A long time ago humans used to walk on legs and arms, just like all the other four limbed creatures. Humans were faster than hare, leopard or rhino. Legs and arms were closer than any other organs: they had similar corresponding joints: shoulders and hips; elbows and knees; ankles and wrists; feet and hands, each ending with five toes and fingers, with nails on each toe and finger.

Helon Habila.

Helon Habila (Nigeria), for “Beautiful” in Adda

Helon Habila is the author of the novels: Waiting for an Angel (2002), which won the 2003 Commonwealth Writers’ Prize for Best First Book (Africa Region); Measuring Time (2007), won the 2008 Virginia Library Foundation Prize for Fiction and was nominated for the Hurston/Wright Legacy Award and the Dublin IMPAC Prize; Oil on Water (2010), which was shortlisted for the 2012 Commonwealth Writers’ Prize for Best Book (Africa Region), the 2013 PEN/Open Book Award, and the 2013 Orion Book Award. His short story, “Love Poems,” was awarded the 2001 Caine Prize. In 2015, he was a co-winner of the Windham-Campbell Prize. He was the first African Writing Fellow at the University of East Anglia, where he stayed as a Chevening Scholar, a Chinua Achebe Fellow at Bard College, New York, and a DAAD Fellow in Berlin, Germany. He has edited several anthologies including the British Council’s New Writing (2005), Dreams, Miracles and Jazz (2006), and The Granta Book of the African Short Story (2011). A board member at Africa Writers Trust, he has been a contributing editor to the Virginia Quarterly Review since 2004. From 2010 to 2013, he coordinated and facilitated the Fidelity Bank Writers Workshop in Nigeria, and edited an anthology of stories generated by the workshop participants, Dreams at Dawn (2012). In 2013, he and the publisher, Parresia Books, started a publishing company, Cordite Books, dedicated to publishing African crime and detective stories. He is presently a professor of Creative Writing at George Mason University in Fairfax, Virginia.

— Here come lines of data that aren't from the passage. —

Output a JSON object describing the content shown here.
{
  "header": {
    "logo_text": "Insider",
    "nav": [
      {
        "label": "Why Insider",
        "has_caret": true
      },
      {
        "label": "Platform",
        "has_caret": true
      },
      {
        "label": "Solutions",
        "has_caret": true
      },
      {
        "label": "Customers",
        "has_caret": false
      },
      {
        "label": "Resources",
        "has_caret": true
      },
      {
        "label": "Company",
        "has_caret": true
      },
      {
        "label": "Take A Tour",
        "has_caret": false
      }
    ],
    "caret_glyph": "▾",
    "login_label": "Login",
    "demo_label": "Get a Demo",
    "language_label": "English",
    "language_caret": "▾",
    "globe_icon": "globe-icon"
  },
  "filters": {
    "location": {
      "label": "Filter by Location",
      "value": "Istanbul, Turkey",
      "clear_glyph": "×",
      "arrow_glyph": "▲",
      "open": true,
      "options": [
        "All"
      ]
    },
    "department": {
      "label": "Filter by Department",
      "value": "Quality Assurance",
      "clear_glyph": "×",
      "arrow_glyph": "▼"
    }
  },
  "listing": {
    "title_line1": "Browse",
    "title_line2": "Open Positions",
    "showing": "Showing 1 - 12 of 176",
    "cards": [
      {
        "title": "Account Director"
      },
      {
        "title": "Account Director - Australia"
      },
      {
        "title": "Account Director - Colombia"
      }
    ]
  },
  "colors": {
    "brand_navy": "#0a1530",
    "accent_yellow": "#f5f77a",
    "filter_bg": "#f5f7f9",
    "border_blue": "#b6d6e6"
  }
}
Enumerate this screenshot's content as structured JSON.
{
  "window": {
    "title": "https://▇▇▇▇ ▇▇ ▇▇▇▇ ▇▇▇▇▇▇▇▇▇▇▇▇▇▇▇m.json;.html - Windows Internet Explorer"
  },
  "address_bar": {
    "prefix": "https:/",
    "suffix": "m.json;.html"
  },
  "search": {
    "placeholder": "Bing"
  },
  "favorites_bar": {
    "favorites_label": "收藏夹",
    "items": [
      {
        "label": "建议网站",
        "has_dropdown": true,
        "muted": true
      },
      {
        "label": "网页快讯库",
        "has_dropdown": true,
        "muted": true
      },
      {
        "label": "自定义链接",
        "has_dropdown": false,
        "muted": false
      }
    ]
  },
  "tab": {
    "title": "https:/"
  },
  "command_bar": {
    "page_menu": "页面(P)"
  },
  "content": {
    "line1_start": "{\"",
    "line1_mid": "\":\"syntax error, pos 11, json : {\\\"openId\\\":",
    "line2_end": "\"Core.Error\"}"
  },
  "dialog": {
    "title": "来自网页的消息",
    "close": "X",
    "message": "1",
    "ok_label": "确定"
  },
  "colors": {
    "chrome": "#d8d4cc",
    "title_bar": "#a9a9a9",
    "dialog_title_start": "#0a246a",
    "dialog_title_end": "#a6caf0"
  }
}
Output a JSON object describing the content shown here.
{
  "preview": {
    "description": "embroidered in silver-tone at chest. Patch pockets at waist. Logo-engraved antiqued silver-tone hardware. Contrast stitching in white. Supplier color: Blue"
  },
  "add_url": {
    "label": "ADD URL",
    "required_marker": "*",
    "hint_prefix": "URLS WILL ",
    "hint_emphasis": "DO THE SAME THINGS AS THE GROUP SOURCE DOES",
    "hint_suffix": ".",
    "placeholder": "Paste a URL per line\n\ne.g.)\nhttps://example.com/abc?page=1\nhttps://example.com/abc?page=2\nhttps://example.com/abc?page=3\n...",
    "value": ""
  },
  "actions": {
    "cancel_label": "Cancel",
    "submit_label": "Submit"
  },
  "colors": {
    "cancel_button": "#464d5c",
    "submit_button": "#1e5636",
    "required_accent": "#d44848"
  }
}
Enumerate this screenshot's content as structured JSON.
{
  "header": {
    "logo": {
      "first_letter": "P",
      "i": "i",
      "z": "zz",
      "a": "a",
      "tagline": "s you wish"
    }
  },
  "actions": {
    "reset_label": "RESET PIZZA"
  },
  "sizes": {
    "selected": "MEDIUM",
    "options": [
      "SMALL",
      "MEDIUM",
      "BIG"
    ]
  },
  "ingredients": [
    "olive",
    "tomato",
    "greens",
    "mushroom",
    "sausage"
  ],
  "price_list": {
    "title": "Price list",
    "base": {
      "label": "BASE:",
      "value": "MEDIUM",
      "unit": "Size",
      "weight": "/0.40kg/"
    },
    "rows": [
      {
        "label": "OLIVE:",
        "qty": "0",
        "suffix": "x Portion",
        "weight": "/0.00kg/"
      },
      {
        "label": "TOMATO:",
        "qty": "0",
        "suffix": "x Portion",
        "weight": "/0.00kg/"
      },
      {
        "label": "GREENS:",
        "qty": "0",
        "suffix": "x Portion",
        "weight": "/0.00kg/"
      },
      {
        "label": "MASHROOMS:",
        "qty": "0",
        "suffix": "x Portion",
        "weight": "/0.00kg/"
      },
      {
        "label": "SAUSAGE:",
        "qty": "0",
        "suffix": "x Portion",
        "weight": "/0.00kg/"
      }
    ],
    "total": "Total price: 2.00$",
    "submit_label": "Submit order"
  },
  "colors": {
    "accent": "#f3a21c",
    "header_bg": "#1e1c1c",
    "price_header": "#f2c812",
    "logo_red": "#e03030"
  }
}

Then, at the very last minute, a corner kick was taken and the pitch watched in silence as the perfectly curving ball rose and dipped, the players jumped to head it into the net, and then, when it was almost outside the eighteen, a leg rose in a bicycle kick and connected with the ball, redirecting its trajectory to the back of the net. It was beautiful.